Unsolved Problems due to Lack of Computational Power

Goldbach's weak conjecture isn't a conjecture anymore, but before it was proved (in 2013), it had already been proved that it was true for every $n>e^{e^{16\,038}}$. It was not computationally possible to test it for all numbers $n\leqslant e^{e^{16\,038}}$ though.

Some notorious problems of this kind are in discrete mathematics but involve a search space that is many magnitudes beyond what is feasible. For example, the values of certain Ramsey numbers or the existence of a Moore graph of degree 57.

If you are including games as part of “math”, chess provides some nice unsolved problems due to computational limits. The game of chess itself cannot even be weakly solved (https://en.m.wikipedia.org/wiki/Solved_game#Overview). But strong solutions are known for a subset of chess positions, those with seven or fewer (total) pieces on the board. These are called (endgame) tablebases: https://en.m.wikipedia.org/wiki/Endgame_tablebase#Background. Any position with eight or more pieces is currently at or beyond present computational resources (chess games start with 32 pieces).

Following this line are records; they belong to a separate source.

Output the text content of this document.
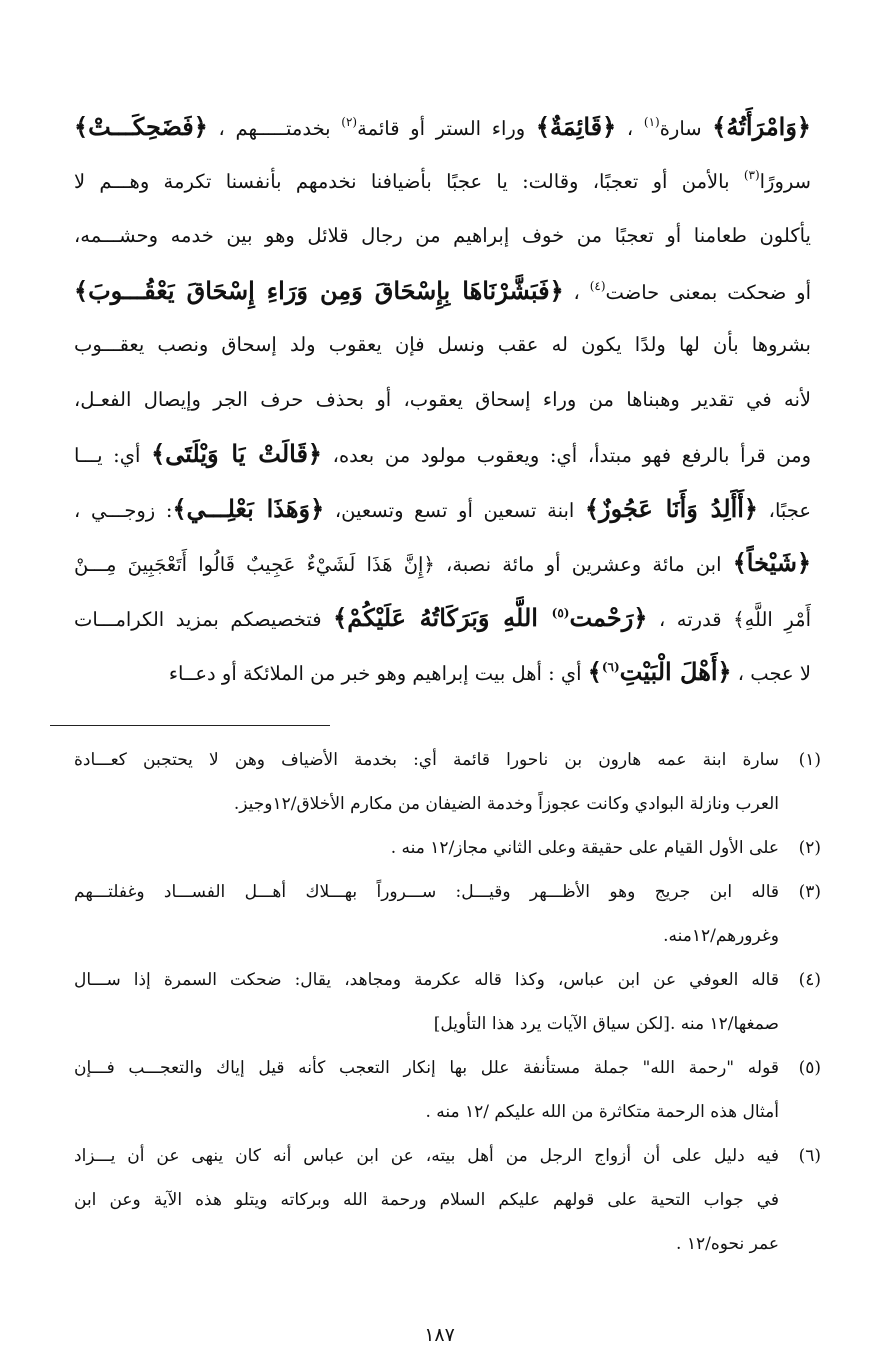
﴿وَامْرَأَتُهُ﴾ سارة$^{(١)}$ ، ﴿قَائِمَةٌ﴾ وراء الستر أو قائمة$^{(٢)}$ بخدمتـــــهم ، ﴿فَضَحِكَـــتْ﴾
سرورًا$^{(٣)}$ بالأمن أو تعجبًا، وقالت: يا عجبًا بأضيافنا نخدمهم بأنفسنا تكرمة وهـــم لا
يأكلون طعامنا أو تعجبًا من خوف إبراهيم من رجال قلائل وهو بين خدمه وحشـــمه،
أو ضحكت بمعنى حاضت$^{(٤)}$ ، ﴿فَبَشَّرْنَاهَا بِإِسْحَاقَ وَمِن وَرَاءِ إِسْحَاقَ يَعْقُـــوبَ﴾
بشروها بأن لها ولدًا يكون له عقب ونسل فإن يعقوب ولد إسحاق ونصب يعقـــوب
لأنه في تقدير وهبناها من وراء إسحاق يعقوب، أو بحذف حرف الجر وإيصال الفعـل،
ومن قرأ بالرفع فهو مبتدأ، أي: ويعقوب مولود من بعده، ﴿قَالَتْ يَا وَيْلَتَى﴾ أي: يـــا
عجبًا، ﴿أَأَلِدُ وَأَنَا عَجُوزٌ﴾ ابنة تسعين أو تسع وتسعين، ﴿وَهَذَا بَعْلِـــي﴾: زوجـــي ،
﴿شَيْخاً﴾ ابن مائة وعشرين أو مائة نصبة، ﴿إِنَّ هَذَا لَشَيْءٌ عَجِيبٌ قَالُوا أَتَعْجَبِينَ مِـــنْ
أَمْرِ اللَّهِ﴾ قدرته ، ﴿رَحْمت$^{(٥)}$ اللَّهِ وَبَرَكَاتُهُ عَلَيْكُمْ﴾ فتخصيصكم بمزيد الكرامـــات
لا عجب ، ﴿أَهْلَ الْبَيْتِ$^{(٦)}$﴾ أي : أهل بيت إبراهيم وهو خبر من الملائكة أو دعــاء
(١)
سارة ابنة عمه هارون بن ناحورا قائمة أي: بخدمة الأضياف وهن لا يحتجبن كعـــادة
العرب ونازلة البوادي وكانت عجوزاً وخدمة الضيفان من مكارم الأخلاق/١٢وجيز.
(٢)
على الأول القيام على حقيقة وعلى الثاني مجاز/١٢ منه .
(٣)
قاله ابن جريج وهو الأظـــهر وقيـــل: ســـروراً بهـــلاك أهـــل الفســـاد وغفلتـــهم
وغرورهم/١٢منه.
(٤)
قاله العوفي عن ابن عباس، وكذا قاله عكرمة ومجاهد، يقال: ضحكت السمرة إذا ســـال
صمغها/١٢ منه .[لكن سياق الآيات يرد هذا التأويل]
(٥)
قوله "رحمة الله" جملة مستأنفة علل بها إنكار التعجب كأنه قيل إياك والتعجـــب فـــإن
أمثال هذه الرحمة متكاثرة من الله عليكم /١٢ منه .
(٦)
فيه دليل على أن أزواج الرجل من أهل بيته، عن ابن عباس أنه كان ينهى عن أن يـــزاد
في جواب التحية على قولهم عليكم السلام ورحمة الله وبركاته ويتلو هذه الآية وعن ابن
عمر نحوه/١٢ .
١٨٧
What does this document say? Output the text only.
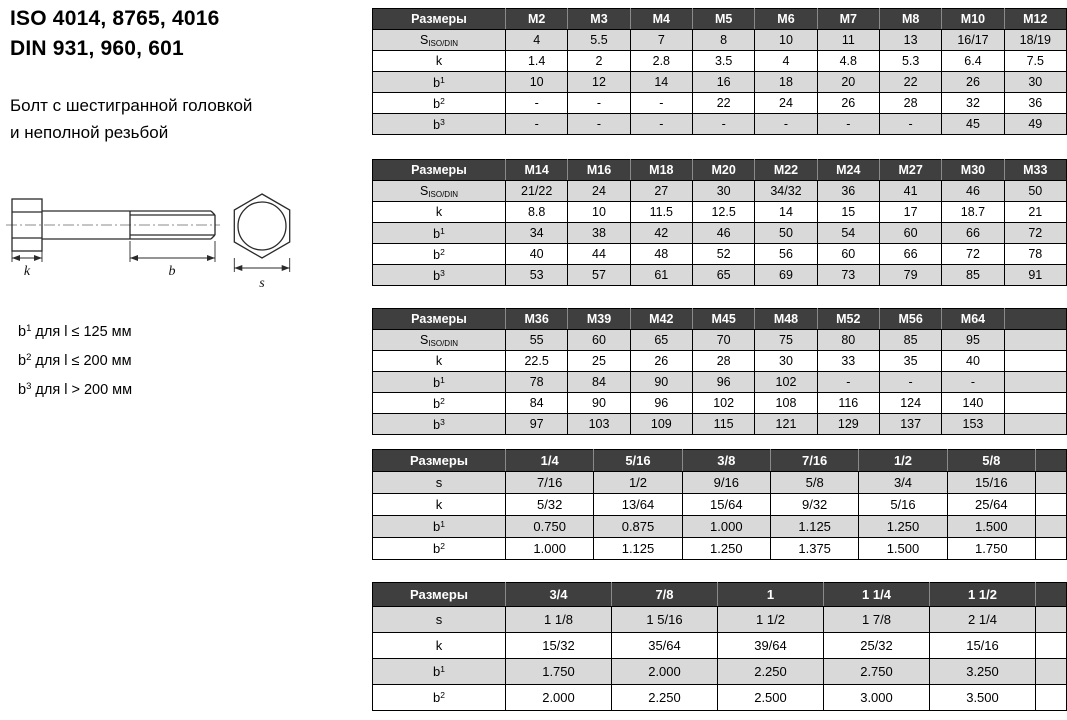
ISO 4014, 8765, 4016
DIN 931, 960, 601
Болт с шестигранной головкой
и неполной резьбой
k	b
s
$b^1$ для l ≤ 125 мм
$b^2$ для l ≤ 200 мм
$b^3$ для l > 200 мм
Размеры	M2	M3	M4	M5	M6	M7	M8	M10	M12
$S_{ISO/DIN}$	4	5.5	7	8	10	11	13	16/17	18/19
k	1.4	2	2.8	3.5	4	4.8	5.3	6.4	7.5
$b^1$	10	12	14	16	18	20	22	26	30
$b^2$	-	-	-	22	24	26	28	32	36
$b^3$	-	-	-	-	-	-	-	45	49
Размеры	M14	M16	M18	M20	M22	M24	M27	M30	M33
$S_{ISO/DIN}$	21/22	24	27	30	34/32	36	41	46	50
k	8.8	10	11.5	12.5	14	15	17	18.7	21
$b^1$	34	38	42	46	50	54	60	66	72
$b^2$	40	44	48	52	56	60	66	72	78
$b^3$	53	57	61	65	69	73	79	85	91
Размеры	M36	M39	M42	M45	M48	M52	M56	M64	
$S_{ISO/DIN}$	55	60	65	70	75	80	85	95	
k	22.5	25	26	28	30	33	35	40	
$b^1$	78	84	90	96	102	-	-	-	
$b^2$	84	90	96	102	108	116	124	140	
$b^3$	97	103	109	115	121	129	137	153	
Размеры	1/4	5/16	3/8	7/16	1/2	5/8	
s	7/16	1/2	9/16	5/8	3/4	15/16	
k	5/32	13/64	15/64	9/32	5/16	25/64	
$b^1$	0.750	0.875	1.000	1.125	1.250	1.500	
$b^2$	1.000	1.125	1.250	1.375	1.500	1.750	
Размеры	3/4	7/8	1	1 1/4	1 1/2	
s	1 1/8	1 5/16	1 1/2	1 7/8	2 1/4	
k	15/32	35/64	39/64	25/32	15/16	
$b^1$	1.750	2.000	2.250	2.750	3.250	
$b^2$	2.000	2.250	2.500	3.000	3.500	
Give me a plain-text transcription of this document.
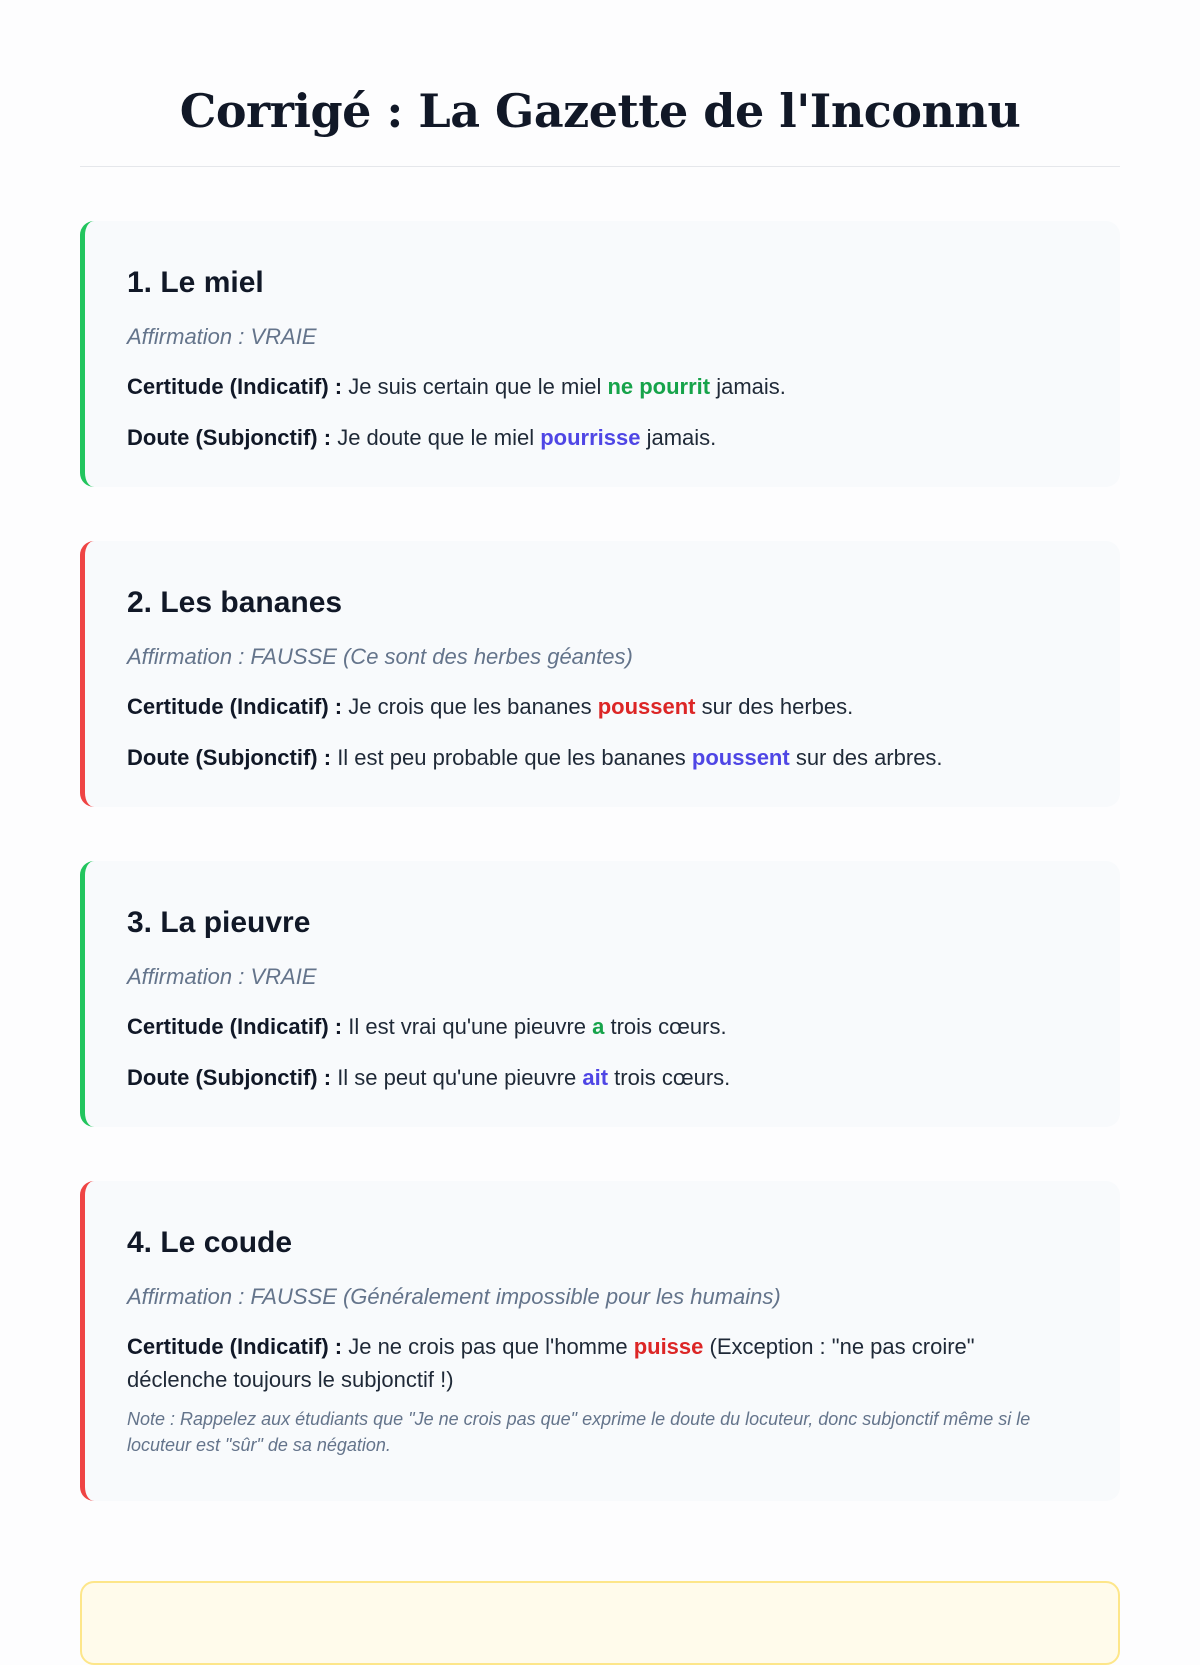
Corrigé : La Gazette de l'Inconnu
1. Le miel

Affirmation : VRAIE

Certitude (Indicatif) : Je suis certain que le miel ne pourrit jamais.

Doute (Subjonctif) : Je doute que le miel pourrisse jamais.

2. Les bananes

Affirmation : FAUSSE (Ce sont des herbes géantes)

Certitude (Indicatif) : Je crois que les bananes poussent sur des herbes.

Doute (Subjonctif) : Il est peu probable que les bananes poussent sur des arbres.

3. La pieuvre

Affirmation : VRAIE

Certitude (Indicatif) : Il est vrai qu'une pieuvre a trois cœurs.

Doute (Subjonctif) : Il se peut qu'une pieuvre ait trois cœurs.

4. Le coude

Affirmation : FAUSSE (Généralement impossible pour les humains)

Certitude (Indicatif) : Je ne crois pas que l'homme puisse (Exception : "ne pas croire" déclenche toujours le subjonctif !)

Note : Rappelez aux étudiants que "Je ne crois pas que" exprime le doute du locuteur, donc subjonctif même si le locuteur est "sûr" de sa négation.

Another source of difficult computation around chess is counting total positions (of certain types) after a certain number of moves. Such as the number of chess games ending in checkmate in exactly N plies (moves by one side), which is presently only known for N <= 13: https://oeis.org/A079485. Or just the total number of possible chess games consisting of N plies, which is presently only known for N <= 14: https://oeis.org/A048987.